Following the merger of conservative groups into the Liberal Democratic Party, he joined the new organization. Within the party, he was a member of the Sunada group, Kishi faction, and the Seiwa Seisaku Kenkyūkai. He joined the Second Ikeda Cabinet as Director of the Science and Technology Agency and Japanese Atomic Energy Commission, and served in the roles until the first reshuffle in July 1961. He continued to serve as an LDP backbencher afterwards. He was charged with bribery and sentenced to house arrest in relation to the Nippon Express Incident in 1968. In 1977, the Supreme Court of Japan sentenced him to a year and a half of prison, on top of a three million yen fine for the corruption scandal. While he was eventually spared from prison due to his health, he retired from politics. During investigation into the case, a dinner between Ikeda, Takeo Fukuda, and Prosecutor General Daikichi Imoto had a dinner together which was soon viewed as problematic for Imoto.

During his time in office, he worked hard for trade negotiations with China, even before the normalization of relations. After 1953, he traveled several times to China in an attempt to work out a solution, and helped negotiate the Fourth Trade Agreement in 1958.

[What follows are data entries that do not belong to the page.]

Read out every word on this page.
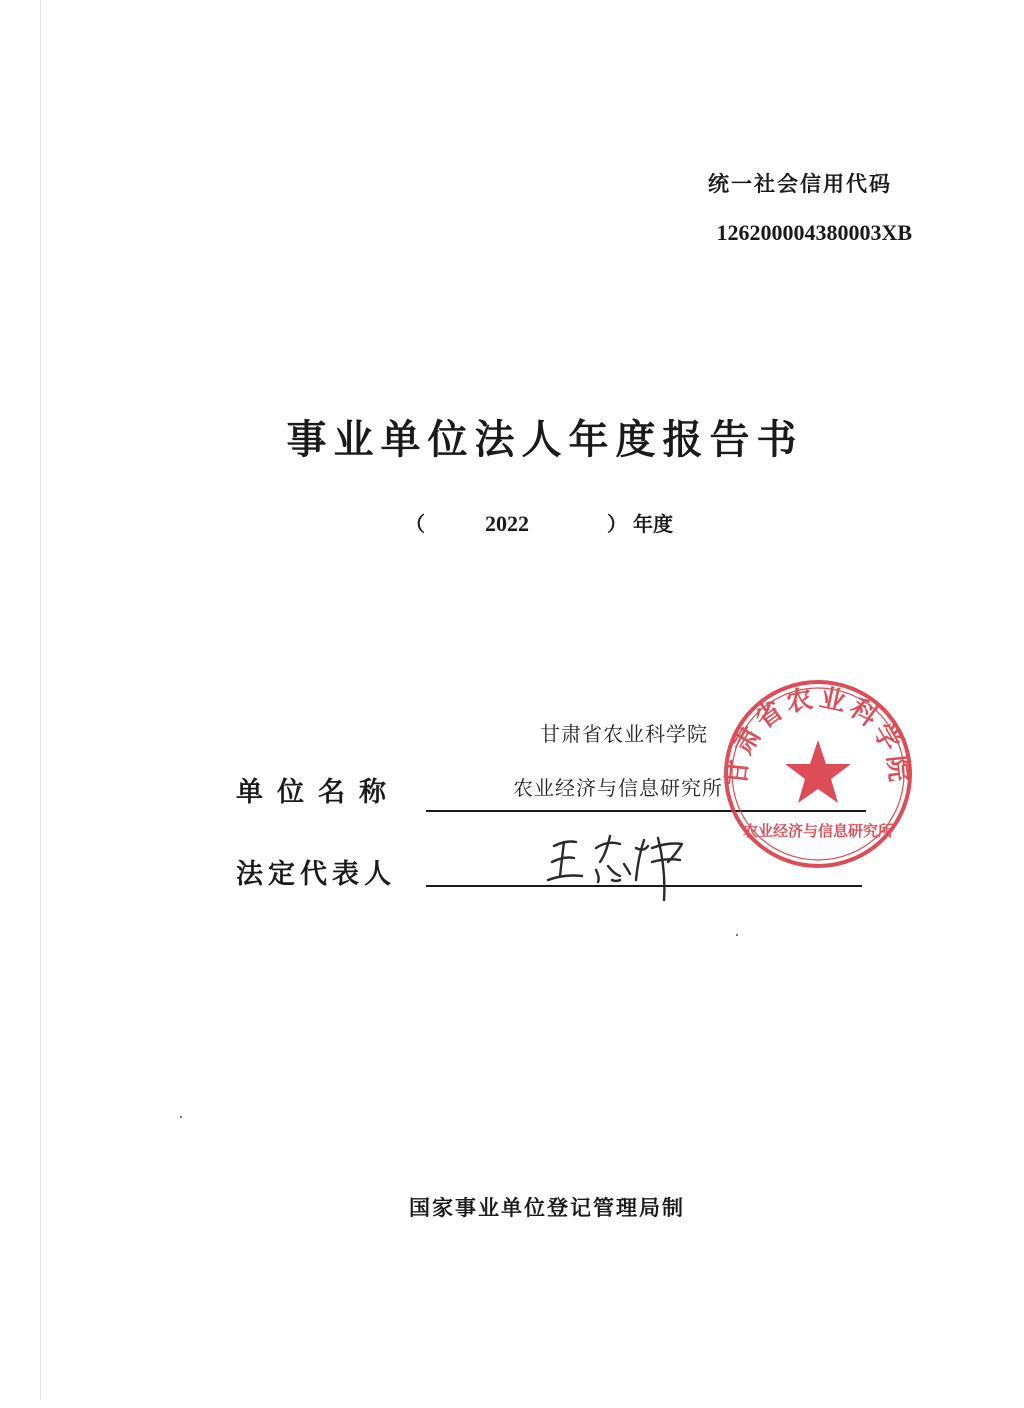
统一社会信用代码
126200004380003XB
事业单位法人年度报告书
（	2022	） 年度
单位名称
甘肃省农业科学院
农业经济与信息研究所
法定代表人
甘肃省农业科学院
农业经济与信息研究所
国家事业单位登记管理局制
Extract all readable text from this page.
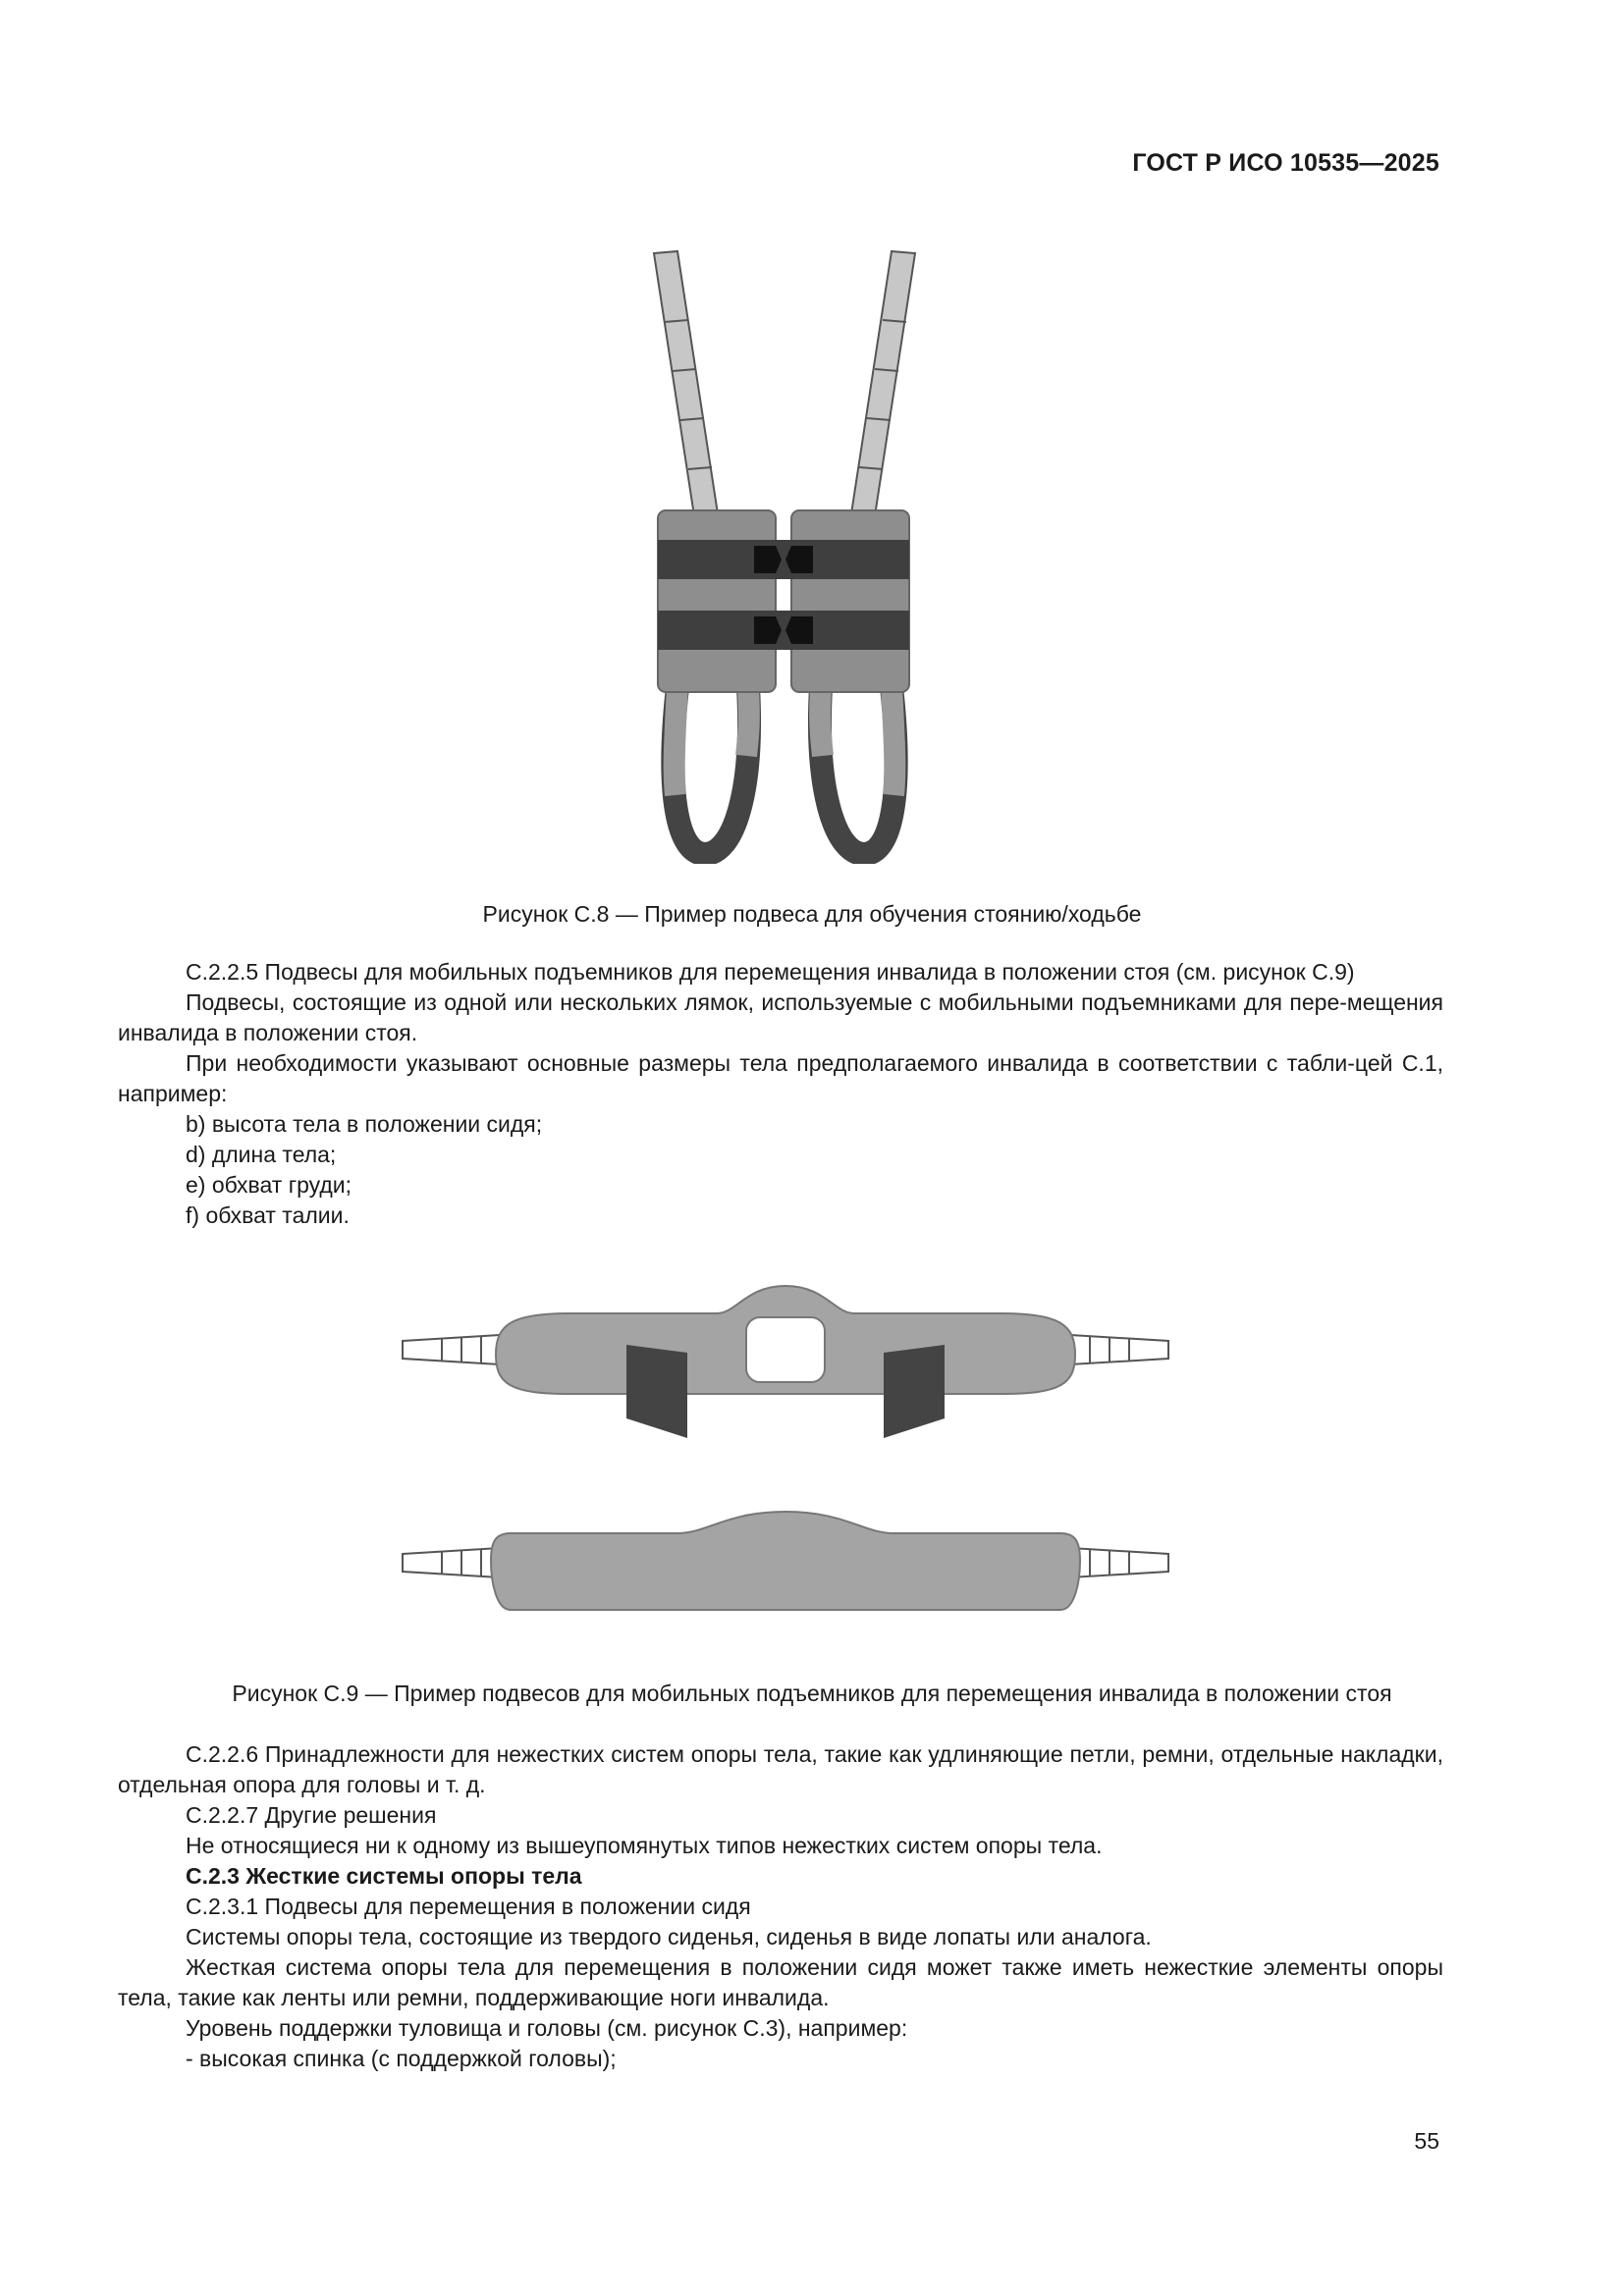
ГОСТ Р ИСО 10535—2025
Рисунок C.8 — Пример подвеса для обучения стоянию/ходьбе

C.2.2.5 Подвесы для мобильных подъемников для перемещения инвалида в положении стоя (см. рисунок C.9)

Подвесы, состоящие из одной или нескольких лямок, используемые с мобильными подъемниками для пере-мещения инвалида в положении стоя.

При необходимости указывают основные размеры тела предполагаемого инвалида в соответствии с табли-цей C.1, например:

b) высота тела в положении сидя;

d) длина тела;

e) обхват груди;

f) обхват талии.

Рисунок C.9 — Пример подвесов для мобильных подъемников для перемещения инвалида в положении стоя

C.2.2.6 Принадлежности для нежестких систем опоры тела, такие как удлиняющие петли, ремни, отдельные накладки, отдельная опора для головы и т. д.

C.2.2.7 Другие решения

Не относящиеся ни к одному из вышеупомянутых типов нежестких систем опоры тела.

C.2.3 Жесткие системы опоры тела

C.2.3.1 Подвесы для перемещения в положении сидя

Системы опоры тела, состоящие из твердого сиденья, сиденья в виде лопаты или аналога.

Жесткая система опоры тела для перемещения в положении сидя может также иметь нежесткие элементы опоры тела, такие как ленты или ремни, поддерживающие ноги инвалида.

Уровень поддержки туловища и головы (см. рисунок C.3), например:

- высокая спинка (с поддержкой головы);

55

He died on March 27, 1986, at a hospital in Tokyo due to renal failure. He was 88.

== Personal life==
He had a short build and rough nose, but was considered to have been strong-willed. When he joined the Japan Liberal Party instead of Shigeru Yoshida's own party, it was alleged he got into a fight with Ichirō Kōno. A similar incident occurred when he got into a fight with party comrade Masuo Araki and called him an "idiot", and was alleged to have gotten into a physical confrontation with Kakuei Tanaka in which Tanaka taunted him.